13 Days of Sheela Na Gig: International Women’s Day and Project Sheela
Reclaiming space through street art
Since 2020, the anonymous artists behind Project Sheela have been making one-of-a-kind images of Sheela Na Gig and placing them at sites that have an important place in women’s history. March 8, International Women’s Day, is when Project Sheela starts tagging new sites.
The first site of 2024 is the former Jurys Hotel in Ballsbridge, Dublin. This is how Project Sheela explains their choice:
This site has been bought by the US government. They plan to build an expanded American Embassy here to the value of €641 million. Why are we allowing the US to expand their embassy in Ireland, while they are actively involved in an ongoing genocide…?

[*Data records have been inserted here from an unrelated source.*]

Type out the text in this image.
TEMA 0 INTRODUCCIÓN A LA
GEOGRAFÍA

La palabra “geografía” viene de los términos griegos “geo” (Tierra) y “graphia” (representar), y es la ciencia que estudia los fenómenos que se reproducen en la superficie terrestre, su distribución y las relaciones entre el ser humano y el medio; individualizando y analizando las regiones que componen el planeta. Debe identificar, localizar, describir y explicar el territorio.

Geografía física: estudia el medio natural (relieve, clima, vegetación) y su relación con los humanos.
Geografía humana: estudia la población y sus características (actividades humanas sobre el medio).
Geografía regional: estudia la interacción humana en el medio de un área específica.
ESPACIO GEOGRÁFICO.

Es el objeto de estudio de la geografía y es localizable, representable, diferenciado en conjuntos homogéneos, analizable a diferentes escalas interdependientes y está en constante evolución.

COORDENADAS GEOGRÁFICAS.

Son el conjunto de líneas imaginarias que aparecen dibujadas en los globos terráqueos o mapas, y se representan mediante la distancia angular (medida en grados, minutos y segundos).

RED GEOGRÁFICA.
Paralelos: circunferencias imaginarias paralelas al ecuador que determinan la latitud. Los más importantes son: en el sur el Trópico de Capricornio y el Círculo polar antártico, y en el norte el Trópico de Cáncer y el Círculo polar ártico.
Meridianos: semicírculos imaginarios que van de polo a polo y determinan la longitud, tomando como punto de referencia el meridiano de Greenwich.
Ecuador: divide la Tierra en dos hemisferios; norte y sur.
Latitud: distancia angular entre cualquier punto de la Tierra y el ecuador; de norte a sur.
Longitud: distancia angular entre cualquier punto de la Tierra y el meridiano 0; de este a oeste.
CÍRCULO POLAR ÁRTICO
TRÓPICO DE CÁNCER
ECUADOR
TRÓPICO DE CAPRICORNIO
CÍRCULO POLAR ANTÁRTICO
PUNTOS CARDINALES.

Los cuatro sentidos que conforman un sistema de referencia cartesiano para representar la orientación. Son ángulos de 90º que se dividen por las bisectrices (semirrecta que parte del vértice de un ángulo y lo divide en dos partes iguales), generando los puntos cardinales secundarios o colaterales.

The US aids and abets Israel’s war crimes. They literally fund and manufacture the weapons that have killed over 30,000 innocent civilians, two thirds of which are women and children… You cannot call yourself a feminist if you do not stand with Palestine. The women of Palestine are losing their lives, their babies, their whole family, their homes, their possessions…
You can read the rest on their Instagram post, but here’s one more sentence that jumped out at me: “Women are giving birth with no medical assistance, no pain relief, no medication.”

As I say in the Spring issue of Croning, we will likely never know what Sheela Na Gig meant when medieval stone masons started carving her image into the walls of churches, castles, and other important structures, but one theory advanced by Barbara Freitag is that Sheela Na Gig served as a sort of guardian and even teaching tool for birthing women. Whether or not this was true in the past, it is certainly true now that contemporary women see Sheela this way—as midwife Mel Bailey writes in the zine. This is just one way that Sheela serves as an image of power today.
The work of Project Sheela is an act of reclamation. By marking sites where women have been disempowered, these artists are making a declaration of resistance, simultaneously honoring the women of the past and asserting a commitment to fight for a better future. The Croning Collective stands in solidarity with Project Sheela, and I’ll have more to say about that tomorrow.